Pour le pratiquant de l’époque moderne, et bien que nous vivions dans des sociétés nettement plus sûres, la motivation première est encore bien souvent martiale: défendre sa sécurité physique en des circonstances où l’on pourrait la supposer mise en danger. Mais certains pratiquants abordent d’emblée l’exercice avec des visées de perfectionnement ordinaire: apprendre à se détendre, canaliser son énergie, s’imposer et trouver sa place, etc. Dans les faits, quelles que soient les motivations, il est demandé de prendre au sérieux l’exigence d’efficacité physique requise par les circonstances agonales de la pratique: un mouvement produit son effet sur le partenaire ou ne le produit pas; le "retour d’information" est immédiat. Cette pratique est encadrée par une étiquette, propre à chaque école(7), qui fixe l’"esprit" dans lequel s’engagent les interactions agonales. Ces manières d’être valent également dans l’espace social de l’école, celui-ci constituant de fait le premier cercle dans lequel se vérifie l’effet des "leçons" apprises dans le dojo (cf. supra, l’exemple du tsuki). De la même façon, la culture japonaise détermine les interactions à l’intérieur des écoles d’arts martiaux et, en retour, l’espace public des sociétés particulières dans lesquelles les branches de l’école sont implantées constitue le lieu ultime d’expression des apprentissages(8).

 

"Développement personnel" de la technique

Alors qu’une maîtrise sans faille de la technique est requise dans un premier temps, les circonstances d’apprentissage sont agencées de tell s manière que cette acquisition se heurte rapidement à des difficultés qui ne peuvent être résolues qu’en "passant au niveau supérieur". L’expertise du pratiquant se constitue ainsi en "niveaux" de complexité croissante. Pour traiter de l’ensemble des niveaux que visent ces opérations cognitives, je n’ai pas, à ce jour, trouvé de meilleur modèle que celui des "niveaux d’apprentissage" de Bateson. En se fondant sur la théorie des "types logiques" de Russell et de Whitehead, Bateson [1977, pp. 253-282] applique sa théorie des apprentissages à une gamme de faits aussi divers que fonctionnalités, attitudes, comportements, capacités, croyances, conventions, personnalités, etc. Cette approche permet ainsi de penser techniquement les conditions logiques de constitution de l’action et de la cognition selon quatre catégories d’apprentissage, de "complexité" [Morin, 1986, p. 232] croissante, numérotées de zéro à trois, et organisant logiquement la cognition individuelle depuis le "faire" jusqu’à l’"être".

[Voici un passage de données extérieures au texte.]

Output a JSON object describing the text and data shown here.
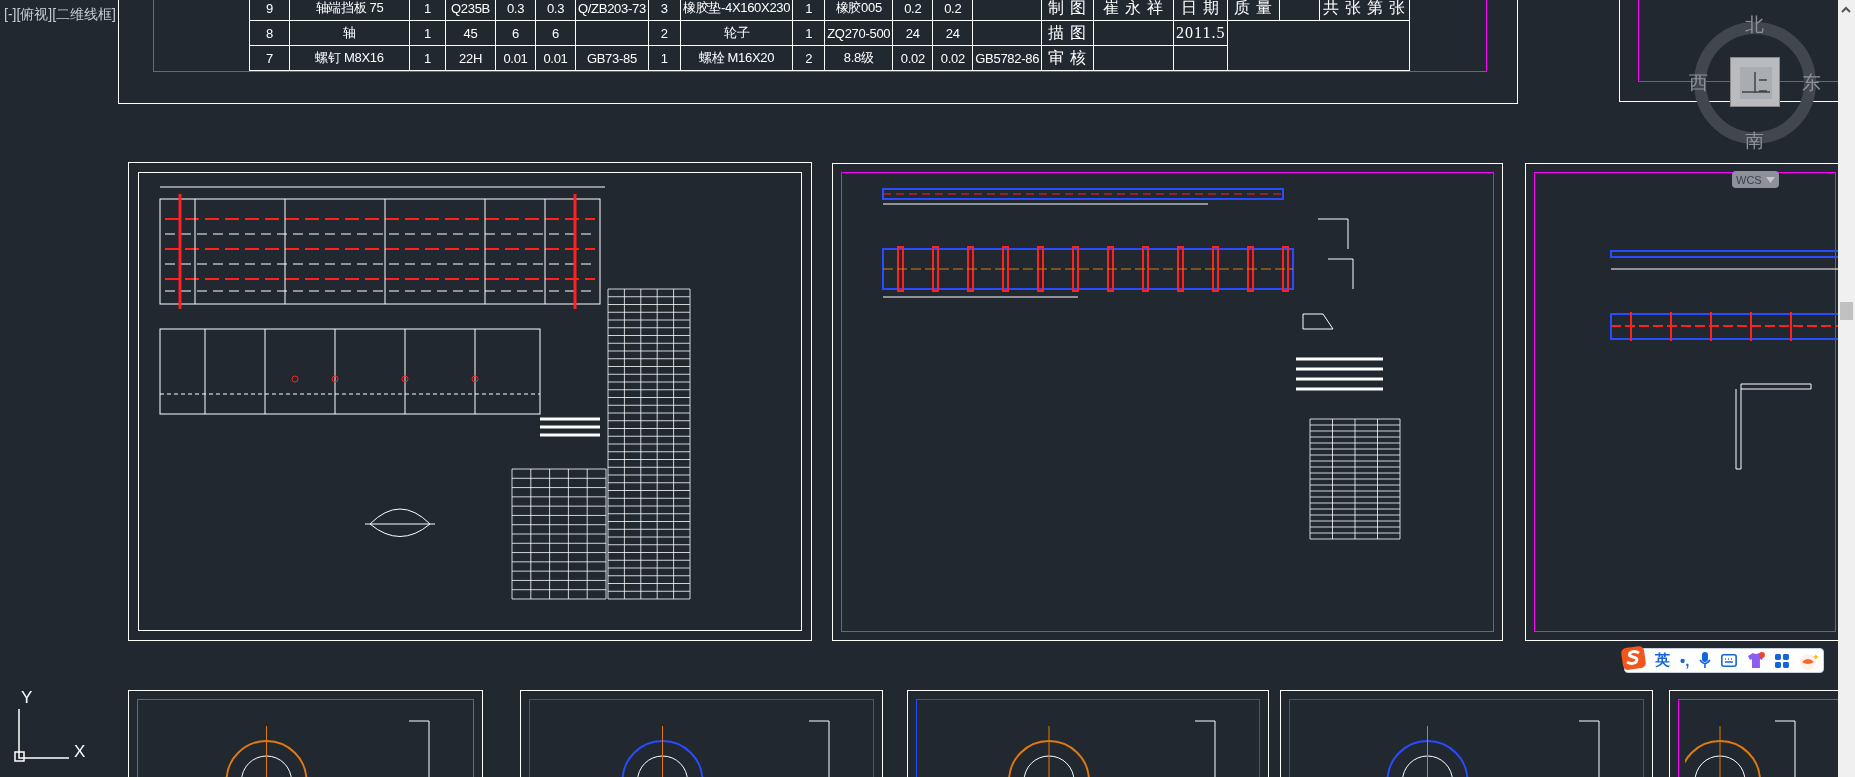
{
  "viewport_label": "[-][俯视][二维线框]",
  "title_block": {
    "rows": [
      [
        "9",
        "轴端挡板  75",
        "1",
        "Q235B",
        "0.3",
        "0.3",
        "Q/ZB203-73",
        "3",
        "橡胶垫-4X160X230",
        "1",
        "橡胶005",
        "0.2",
        "0.2",
        null,
        "制 图",
        "崔 永 祥",
        "日 期",
        "质 量",
        null,
        "共 张 第 张"
      ],
      [
        "8",
        "轴",
        "1",
        "45",
        "6",
        "6",
        null,
        "2",
        "轮子",
        "1",
        "ZQ270-500",
        "24",
        "24",
        null,
        "描 图",
        null,
        "2011.5"
      ],
      [
        "7",
        "螺钉  M8X16",
        "1",
        "22H",
        "0.01",
        "0.01",
        "GB73-85",
        "1",
        "螺栓  M16X20",
        "2",
        "8.8级",
        "0.02",
        "0.02",
        "GB5782-86",
        "审 核",
        null,
        null
      ]
    ]
  },
  "view_cube": {
    "north": "北",
    "south": "南",
    "west": "西",
    "east": "东",
    "wcs_button": "WCS"
  },
  "ime_toolbar": {
    "language": "英",
    "punctuation": "•,"
  },
  "ucs_icon": {
    "x_label": "X",
    "y_label": "Y"
  }
}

L’Apprentissage 0. Définissant l’apprentissage comme un "changement adaptateur", Bateson qualifie d’Apprentissage 0 les situations dans lesquelles un système acquiert une information qui n’opère aucun changement de comportement. Le stimulus déclenche une réponse automatique: il pleut, j’ouvre mon parapluie. Dans la logique martiale, ce mode d’action est considéré comme un but à atteindre. Le temps de réaction entre le stimulus (la perception de l’attaque) et la réponse (la parade) devant tendre vers zéro. A mesure qu’ils s’accomplissent et sont intégrés par le sujet, les apprentissages des niveaux supérieurs tendent à se "naturaliser" en Apprentissage 0.

L’Apprentissage I. Il est le fait d’un système qui modifie sa réponse à un même stimulus (après m’être brûlé, je prends des précautions avant de saisir un objet chaud). Bateson donne un certain nombre de variantes possibles de l’Apprentissage I comme "[ce] que l’on appelle généralement apprentissage dans les laboratoires de psychologie" [1977, p. 261]. Il remarque ensuite que l’Apprentissage I est possible parce que l’apprenant se trouve dans un contexte similaire au contexte précédent. Sans cette stabilité, réelle ou conventionnelle, du contexte, il serait incapable de prendre une décision rationnelle différente de la précédente et il n’y aurait alors pas d’apprentissage possible à ce stade. L’Apprentissage I représente ainsi une capacité à déduire et à pérenniser une information nouvelle (tel événement a telle signification, telles causes entraînent tels effets, etc.). Cet apprentissage n’a généralement pas à être reconduit et alimente ainsi le "stock" à partir duquel l’organisme met dorénavant en œuvre autant de nouveaux Apprentissages 0.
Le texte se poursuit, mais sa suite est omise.